Personal songs that stood out? Well all of them, besides the first track which does not disappoint but doesn't compare to the feel of the other 5 tracks. This is definitely among my highest recommendations for anyone who is serious about knowledge of true 80's thrash.

Persecution Mania is sleek compared to this - 75%

Gutterscream, September 5th, 2007

“…eyes that say so many words but the lips are closed…”

You’ll throw this on and think it rumbles along like equally mirthless Necrovore that’s traded some wayward rpms for a few thimbles of vague flexibility. Then you realize you’re playing it on 33 like a jerkoff. Anyway, on the right speed this ep with the fits-like-a-wetsuit title is an antipode to ‘fun’ thrash, six songs of Eastern Bloc damnation wrecking havoc with a demolition ball smeared in the rotten-toothed majesty of elemental death metal. Influences? Tell me you’re retarded and I’ll forgive you. It’s ’87 in the fatherland and the ocean of inspiration black and salty swirls with an eddy as big as Mustaine’s ego (no, there isn't any Megadeth influence here). Throw in some Canadian Slaughter velocity, tape-traded Morbid Angel and Des Exult, a little Possessed, a few of the more brazen Brazilian imports, and don’t forget these guys http://www.metal-archives.com/band.php?id=6728.

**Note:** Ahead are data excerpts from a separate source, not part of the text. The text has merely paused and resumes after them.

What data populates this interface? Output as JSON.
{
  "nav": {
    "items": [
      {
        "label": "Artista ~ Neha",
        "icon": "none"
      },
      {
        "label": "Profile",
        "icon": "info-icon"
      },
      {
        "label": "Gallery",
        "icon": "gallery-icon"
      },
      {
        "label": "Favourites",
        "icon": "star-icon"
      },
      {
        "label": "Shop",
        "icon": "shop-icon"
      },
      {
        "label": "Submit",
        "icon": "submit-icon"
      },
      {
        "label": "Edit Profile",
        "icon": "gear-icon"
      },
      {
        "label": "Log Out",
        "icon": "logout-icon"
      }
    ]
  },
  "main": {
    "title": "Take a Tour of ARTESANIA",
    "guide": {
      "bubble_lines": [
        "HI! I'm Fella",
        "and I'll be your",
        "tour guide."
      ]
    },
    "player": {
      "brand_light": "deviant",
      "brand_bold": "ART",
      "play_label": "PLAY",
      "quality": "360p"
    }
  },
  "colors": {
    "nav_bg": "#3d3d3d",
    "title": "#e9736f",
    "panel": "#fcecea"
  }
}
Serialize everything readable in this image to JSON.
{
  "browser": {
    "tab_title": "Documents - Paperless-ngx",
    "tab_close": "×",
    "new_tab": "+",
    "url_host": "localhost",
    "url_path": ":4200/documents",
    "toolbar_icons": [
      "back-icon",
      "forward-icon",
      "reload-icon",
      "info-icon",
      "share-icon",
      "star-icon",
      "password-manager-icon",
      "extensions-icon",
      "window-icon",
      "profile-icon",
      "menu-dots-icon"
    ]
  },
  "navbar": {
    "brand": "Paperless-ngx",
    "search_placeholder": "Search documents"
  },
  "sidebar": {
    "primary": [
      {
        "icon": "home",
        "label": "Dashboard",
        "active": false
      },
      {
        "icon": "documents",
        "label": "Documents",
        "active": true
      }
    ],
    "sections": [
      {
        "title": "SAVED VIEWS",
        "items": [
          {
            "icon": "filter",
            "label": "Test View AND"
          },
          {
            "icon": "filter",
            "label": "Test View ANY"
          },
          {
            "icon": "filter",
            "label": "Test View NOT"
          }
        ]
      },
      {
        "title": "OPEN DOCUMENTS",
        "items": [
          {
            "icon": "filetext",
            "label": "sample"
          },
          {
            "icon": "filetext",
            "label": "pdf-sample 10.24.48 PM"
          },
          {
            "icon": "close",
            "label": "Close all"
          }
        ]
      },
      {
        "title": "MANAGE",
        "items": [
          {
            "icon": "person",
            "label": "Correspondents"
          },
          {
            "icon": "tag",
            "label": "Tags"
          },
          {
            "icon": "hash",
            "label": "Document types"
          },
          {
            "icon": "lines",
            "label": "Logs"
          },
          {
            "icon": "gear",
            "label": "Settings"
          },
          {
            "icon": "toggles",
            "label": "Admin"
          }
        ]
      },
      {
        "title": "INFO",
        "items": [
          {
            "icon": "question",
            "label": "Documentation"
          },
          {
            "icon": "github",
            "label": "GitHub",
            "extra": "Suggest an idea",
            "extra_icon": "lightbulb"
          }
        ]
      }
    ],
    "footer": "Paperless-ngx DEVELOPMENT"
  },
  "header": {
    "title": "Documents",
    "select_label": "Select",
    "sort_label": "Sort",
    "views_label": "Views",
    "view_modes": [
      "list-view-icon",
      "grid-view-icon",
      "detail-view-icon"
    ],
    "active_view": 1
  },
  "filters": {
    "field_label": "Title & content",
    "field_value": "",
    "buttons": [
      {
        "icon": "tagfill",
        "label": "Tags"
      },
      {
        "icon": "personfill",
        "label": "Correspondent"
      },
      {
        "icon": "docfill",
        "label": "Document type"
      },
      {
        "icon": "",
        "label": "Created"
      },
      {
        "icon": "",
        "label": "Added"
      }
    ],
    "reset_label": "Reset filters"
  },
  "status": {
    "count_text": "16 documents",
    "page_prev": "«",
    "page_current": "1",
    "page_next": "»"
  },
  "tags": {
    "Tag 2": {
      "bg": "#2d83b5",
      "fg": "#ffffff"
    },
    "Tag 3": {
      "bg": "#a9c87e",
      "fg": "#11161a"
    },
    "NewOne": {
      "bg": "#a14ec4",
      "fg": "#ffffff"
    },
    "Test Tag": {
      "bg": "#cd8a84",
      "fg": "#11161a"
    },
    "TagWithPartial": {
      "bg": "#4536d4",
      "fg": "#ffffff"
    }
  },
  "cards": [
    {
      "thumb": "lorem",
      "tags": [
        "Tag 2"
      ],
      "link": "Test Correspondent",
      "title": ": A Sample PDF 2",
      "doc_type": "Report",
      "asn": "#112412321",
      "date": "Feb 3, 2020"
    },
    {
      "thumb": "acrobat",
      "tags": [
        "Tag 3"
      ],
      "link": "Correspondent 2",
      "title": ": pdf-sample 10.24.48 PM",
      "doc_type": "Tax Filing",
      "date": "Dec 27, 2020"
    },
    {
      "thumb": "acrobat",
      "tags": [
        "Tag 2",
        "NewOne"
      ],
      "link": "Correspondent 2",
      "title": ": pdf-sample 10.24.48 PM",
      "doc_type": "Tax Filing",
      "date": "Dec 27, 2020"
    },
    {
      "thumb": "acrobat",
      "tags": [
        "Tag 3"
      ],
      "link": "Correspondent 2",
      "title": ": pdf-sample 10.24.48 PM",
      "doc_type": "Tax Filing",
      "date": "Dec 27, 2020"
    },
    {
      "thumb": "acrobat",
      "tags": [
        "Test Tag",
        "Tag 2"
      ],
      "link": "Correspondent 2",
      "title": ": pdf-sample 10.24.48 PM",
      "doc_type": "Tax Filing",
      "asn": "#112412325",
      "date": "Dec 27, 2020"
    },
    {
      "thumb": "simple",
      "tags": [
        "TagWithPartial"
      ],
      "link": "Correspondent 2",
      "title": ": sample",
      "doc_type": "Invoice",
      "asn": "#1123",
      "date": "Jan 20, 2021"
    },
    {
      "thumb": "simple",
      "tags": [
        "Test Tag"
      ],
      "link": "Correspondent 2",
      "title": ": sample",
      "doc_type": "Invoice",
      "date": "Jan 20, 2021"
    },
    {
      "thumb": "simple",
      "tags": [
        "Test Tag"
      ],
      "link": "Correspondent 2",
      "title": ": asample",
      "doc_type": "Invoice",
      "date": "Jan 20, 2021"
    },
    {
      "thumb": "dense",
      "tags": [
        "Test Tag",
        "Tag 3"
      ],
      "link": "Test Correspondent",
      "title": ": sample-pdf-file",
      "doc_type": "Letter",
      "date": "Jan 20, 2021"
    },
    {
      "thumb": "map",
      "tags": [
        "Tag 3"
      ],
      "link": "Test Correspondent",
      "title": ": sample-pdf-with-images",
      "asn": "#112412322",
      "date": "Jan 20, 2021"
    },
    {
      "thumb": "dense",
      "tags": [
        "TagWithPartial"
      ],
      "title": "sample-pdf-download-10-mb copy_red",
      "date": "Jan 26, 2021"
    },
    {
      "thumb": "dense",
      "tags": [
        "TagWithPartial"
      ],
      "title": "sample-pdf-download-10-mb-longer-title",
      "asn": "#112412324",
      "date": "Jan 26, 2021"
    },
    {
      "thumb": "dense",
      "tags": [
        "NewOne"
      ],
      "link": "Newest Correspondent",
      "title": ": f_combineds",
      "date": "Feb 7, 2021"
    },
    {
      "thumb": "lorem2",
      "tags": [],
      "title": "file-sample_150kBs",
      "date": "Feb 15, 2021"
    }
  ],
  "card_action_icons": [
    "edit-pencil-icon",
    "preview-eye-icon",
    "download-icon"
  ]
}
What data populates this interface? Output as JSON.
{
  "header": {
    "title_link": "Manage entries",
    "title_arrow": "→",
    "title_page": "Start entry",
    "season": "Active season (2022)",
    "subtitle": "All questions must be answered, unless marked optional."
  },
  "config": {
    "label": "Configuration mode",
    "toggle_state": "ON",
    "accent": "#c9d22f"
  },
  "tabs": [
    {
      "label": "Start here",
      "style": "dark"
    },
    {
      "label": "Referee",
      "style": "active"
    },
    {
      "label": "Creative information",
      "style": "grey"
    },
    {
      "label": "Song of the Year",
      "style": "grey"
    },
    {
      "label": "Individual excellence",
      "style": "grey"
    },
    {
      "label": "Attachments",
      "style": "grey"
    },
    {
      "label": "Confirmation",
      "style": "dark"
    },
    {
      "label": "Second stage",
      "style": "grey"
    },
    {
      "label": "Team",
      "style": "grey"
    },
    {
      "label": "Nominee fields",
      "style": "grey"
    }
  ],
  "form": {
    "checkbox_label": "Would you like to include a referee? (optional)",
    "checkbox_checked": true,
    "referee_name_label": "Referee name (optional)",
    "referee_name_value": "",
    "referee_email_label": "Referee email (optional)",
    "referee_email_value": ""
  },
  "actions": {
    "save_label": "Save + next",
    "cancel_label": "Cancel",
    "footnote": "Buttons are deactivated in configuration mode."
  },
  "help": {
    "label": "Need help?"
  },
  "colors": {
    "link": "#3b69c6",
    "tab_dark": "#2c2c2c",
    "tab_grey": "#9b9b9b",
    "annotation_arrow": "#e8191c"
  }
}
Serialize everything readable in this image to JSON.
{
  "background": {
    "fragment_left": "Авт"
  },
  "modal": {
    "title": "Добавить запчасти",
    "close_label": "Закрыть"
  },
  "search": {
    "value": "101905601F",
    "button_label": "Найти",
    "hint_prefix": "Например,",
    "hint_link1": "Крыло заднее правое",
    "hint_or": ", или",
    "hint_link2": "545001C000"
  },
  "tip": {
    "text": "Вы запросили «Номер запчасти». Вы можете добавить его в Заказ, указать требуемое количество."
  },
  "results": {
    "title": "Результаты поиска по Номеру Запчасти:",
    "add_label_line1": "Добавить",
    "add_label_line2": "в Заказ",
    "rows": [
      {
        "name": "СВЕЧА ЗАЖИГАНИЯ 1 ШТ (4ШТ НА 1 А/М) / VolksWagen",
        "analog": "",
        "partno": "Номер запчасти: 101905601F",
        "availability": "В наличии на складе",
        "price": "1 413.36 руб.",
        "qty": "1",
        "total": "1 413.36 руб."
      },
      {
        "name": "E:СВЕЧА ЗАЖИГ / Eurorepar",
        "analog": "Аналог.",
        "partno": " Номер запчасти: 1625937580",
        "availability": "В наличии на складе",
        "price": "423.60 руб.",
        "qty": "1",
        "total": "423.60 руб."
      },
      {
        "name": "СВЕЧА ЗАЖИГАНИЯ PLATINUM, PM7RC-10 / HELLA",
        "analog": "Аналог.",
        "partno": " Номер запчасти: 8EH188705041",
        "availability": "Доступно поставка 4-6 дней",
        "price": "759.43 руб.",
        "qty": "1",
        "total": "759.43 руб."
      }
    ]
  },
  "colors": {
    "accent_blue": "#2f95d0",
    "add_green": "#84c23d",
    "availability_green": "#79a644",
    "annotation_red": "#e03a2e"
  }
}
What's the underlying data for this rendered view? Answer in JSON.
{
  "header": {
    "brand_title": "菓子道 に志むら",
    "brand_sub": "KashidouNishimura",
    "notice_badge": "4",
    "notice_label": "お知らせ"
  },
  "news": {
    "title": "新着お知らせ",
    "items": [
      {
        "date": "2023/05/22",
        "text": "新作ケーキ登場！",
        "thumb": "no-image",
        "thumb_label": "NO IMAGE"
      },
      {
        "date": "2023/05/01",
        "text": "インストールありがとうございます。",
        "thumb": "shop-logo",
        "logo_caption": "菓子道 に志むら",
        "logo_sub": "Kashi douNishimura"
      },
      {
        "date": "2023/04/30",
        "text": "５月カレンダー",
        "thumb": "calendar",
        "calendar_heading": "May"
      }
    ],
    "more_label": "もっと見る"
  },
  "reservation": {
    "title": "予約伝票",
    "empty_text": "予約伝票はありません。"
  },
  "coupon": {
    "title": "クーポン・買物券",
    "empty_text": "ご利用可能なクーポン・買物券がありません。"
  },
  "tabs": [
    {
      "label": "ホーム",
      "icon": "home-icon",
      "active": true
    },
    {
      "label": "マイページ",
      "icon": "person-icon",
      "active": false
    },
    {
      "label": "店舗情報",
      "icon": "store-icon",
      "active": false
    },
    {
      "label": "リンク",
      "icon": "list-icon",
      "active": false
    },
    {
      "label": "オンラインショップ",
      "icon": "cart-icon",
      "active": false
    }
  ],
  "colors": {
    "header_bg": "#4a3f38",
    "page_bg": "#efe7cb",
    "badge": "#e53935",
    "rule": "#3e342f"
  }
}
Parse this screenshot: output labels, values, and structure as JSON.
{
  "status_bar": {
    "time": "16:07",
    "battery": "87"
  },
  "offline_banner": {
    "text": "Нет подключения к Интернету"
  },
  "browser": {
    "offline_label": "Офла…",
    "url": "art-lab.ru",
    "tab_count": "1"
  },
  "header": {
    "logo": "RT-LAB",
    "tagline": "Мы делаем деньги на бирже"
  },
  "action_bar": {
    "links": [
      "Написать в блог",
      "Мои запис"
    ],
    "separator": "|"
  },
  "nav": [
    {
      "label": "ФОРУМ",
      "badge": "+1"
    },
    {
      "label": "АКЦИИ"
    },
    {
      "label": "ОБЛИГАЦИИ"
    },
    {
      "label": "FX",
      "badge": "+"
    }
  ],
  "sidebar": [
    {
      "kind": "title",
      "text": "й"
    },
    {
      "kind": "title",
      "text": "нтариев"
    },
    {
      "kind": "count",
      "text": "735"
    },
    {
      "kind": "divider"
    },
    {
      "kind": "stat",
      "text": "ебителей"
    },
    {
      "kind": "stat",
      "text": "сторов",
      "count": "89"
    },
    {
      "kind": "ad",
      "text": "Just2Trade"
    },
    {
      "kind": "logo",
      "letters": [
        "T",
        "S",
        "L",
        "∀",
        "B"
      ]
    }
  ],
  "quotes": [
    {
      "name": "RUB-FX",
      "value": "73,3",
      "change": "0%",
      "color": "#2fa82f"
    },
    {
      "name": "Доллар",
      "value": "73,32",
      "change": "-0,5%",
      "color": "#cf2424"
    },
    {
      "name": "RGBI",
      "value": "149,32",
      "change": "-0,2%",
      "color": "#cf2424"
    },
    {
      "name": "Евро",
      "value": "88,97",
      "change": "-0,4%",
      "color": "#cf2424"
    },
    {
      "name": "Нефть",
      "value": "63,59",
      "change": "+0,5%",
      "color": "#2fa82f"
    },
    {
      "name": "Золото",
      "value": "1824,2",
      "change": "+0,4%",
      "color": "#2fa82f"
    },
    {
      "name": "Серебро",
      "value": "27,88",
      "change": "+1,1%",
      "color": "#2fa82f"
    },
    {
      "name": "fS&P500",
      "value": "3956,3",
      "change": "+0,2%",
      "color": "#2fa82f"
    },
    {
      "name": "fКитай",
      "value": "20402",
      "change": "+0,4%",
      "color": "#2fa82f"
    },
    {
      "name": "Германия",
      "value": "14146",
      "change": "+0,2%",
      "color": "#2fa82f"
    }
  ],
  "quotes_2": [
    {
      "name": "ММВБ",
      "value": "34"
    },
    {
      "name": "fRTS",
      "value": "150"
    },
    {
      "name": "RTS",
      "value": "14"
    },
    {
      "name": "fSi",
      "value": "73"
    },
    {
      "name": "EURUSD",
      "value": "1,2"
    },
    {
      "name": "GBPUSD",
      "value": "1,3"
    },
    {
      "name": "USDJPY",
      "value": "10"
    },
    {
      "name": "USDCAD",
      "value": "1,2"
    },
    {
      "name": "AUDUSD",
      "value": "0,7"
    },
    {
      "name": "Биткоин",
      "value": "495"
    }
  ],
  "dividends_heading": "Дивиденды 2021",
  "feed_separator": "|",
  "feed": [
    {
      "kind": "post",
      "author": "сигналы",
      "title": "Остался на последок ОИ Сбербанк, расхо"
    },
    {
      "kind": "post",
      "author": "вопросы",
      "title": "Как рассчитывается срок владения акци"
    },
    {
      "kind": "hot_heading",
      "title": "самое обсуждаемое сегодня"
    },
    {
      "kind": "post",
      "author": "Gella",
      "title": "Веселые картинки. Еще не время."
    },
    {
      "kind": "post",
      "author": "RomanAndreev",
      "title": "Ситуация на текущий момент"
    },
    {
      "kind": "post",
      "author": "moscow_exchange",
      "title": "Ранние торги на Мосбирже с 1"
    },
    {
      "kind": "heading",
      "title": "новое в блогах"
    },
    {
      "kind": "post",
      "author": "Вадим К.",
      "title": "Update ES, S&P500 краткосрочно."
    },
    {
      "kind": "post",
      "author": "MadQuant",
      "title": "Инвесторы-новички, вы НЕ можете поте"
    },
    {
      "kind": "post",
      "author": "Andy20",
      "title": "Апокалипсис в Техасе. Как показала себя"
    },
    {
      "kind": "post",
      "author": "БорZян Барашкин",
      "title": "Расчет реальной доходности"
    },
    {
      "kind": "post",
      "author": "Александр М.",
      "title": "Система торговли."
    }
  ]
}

Mystery does not cloud Misanthropy; it’s as point blank and undisguised as the last bad guy in a horror flick. These songs sting with more downright death metal ambition than, say, those of countrymates Exumer or Necronomicon, but can be heard flying parallel to Sodom’s Obsessed by Cruelty. Any kind of jovial banter or buffoonery…y’know, the kind nowhere near “Mercenary”, “Holy Inquisition” or “Holocaust”…lie strapped to Iron Angel/debut-era Onslaught torture devices.

While much of the velocity is mostly do-or-die in attitude, the foursome show some stiff-armed flexibility, blocky rest areas where dirge-like melody sneers under the cowls of “Kain and Abel” and “Agoraphobia”. Consequentially, Helloween have nothing to worry about in this respect.

Despite their slow n’ going discovery of more artistic finesse on future releases, radar still tends to ignore these guys even after six or so original releases and a few collections, much like a lot of Brazilian efforts at the time. Are there jungles in Germany to lose your way in?

Protector - Misanthropy - 80%

stormcrusher, September 18th, 2005

Now here's a nice little piece of early thrash/death. This feels like in the vein of old pre-album Kreator or Sodom with black metal overtones and lyrics, sort of sounding like their peers Minotaur or like a German counterpart to Possessed. This is actually pretty evil stuff for 1987. Most of the songs contain doomy mid sections ala Celtic Frost or Hellhammer, along with blurry sounding black metal riffing throughout most of the songs. The riffs still manage to be memorable and creative though. This is a lot different than their later stuff, obviously more influenced by Kreator/Sodom and the German thrash sound in general before they became more doom/death. Overall, this is a solid piece of headbanging metal, well worth checking out if you're into German thrash. All of the songs are good, classic thrash.